Antwort auf Beitrag von Glück299G

Sagen wir mal so: Es wird immer einen Wermutstropfen geben. Damit lernst Du aber umzugehen, und er wird Dich wahrscheinlich auch mit der Zeit nicht belasten. Falls Du noch die Möglichkeit hast, lass Dir eine Sorgeverfügung ausstellen. Das Du manche Sachen alleine entscheiden kannst, ohne Zustimmung des Vaters, da Du ja weiter weg ziehst. Das fängt bei der Schulwahl an, geht über Reisen ins nicht EU-Land und medizinische Entscheidungen. Das macht Dein Leben einfacher.


widmerin

Antwort auf Beitrag von Glück299G

Ich glaube, Traurigkeit geht nie ganz weg. Aber sie tritt in den Hintergrund und wird überlagert von so viel Schönem, das noch in eurem Leben geschehen wird. Und so taucht sie immer seltener wirklich bewusst auf.

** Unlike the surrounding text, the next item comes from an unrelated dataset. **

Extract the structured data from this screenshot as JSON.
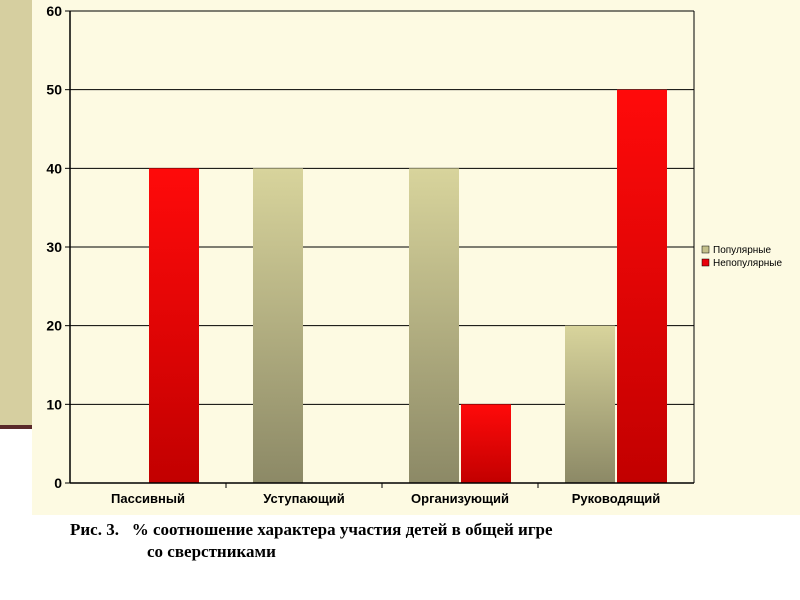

Ich kann dich verstehen. Scheitern ist nie schön. Aber es ist menschlich und du bist in bester Gesellschaft. Du darfst traurig sein und ich finde es wichtig, diese Trauer auch zuzulassen und sie nicht zu verdrängen. Nimm sie ernst und gib ihr den Platz, den sie braucht. Und du wirst merken: Sie wird sich ganz von selber verändern. Hier ein schöner Buchtipp dazu, den du vielleicht auch gemeinsam mit deinem Kind anschauen kannst, denn auch dein Kind wird traurig sein: "Ein Ort für meine Traurigkeit" von Anne Booth und David Litchfield. Uns wurde es geschenkt, als unser zweiter Sohn gestorben ist - und besonders ich und mein grosser Sohn haben viel Trost aus diesem Buch geschöpft.


Zwergenalarm

Antwort auf Beitrag von Glück299G

Ich kann‘s nur aus meiner Sicht sagen. Ich habe verlassen, und ich wurde auch verlassen. Wegen nichts davon bin ich noch traurig. Also ja, ich glaub du wirst nicht ewig traurig sein.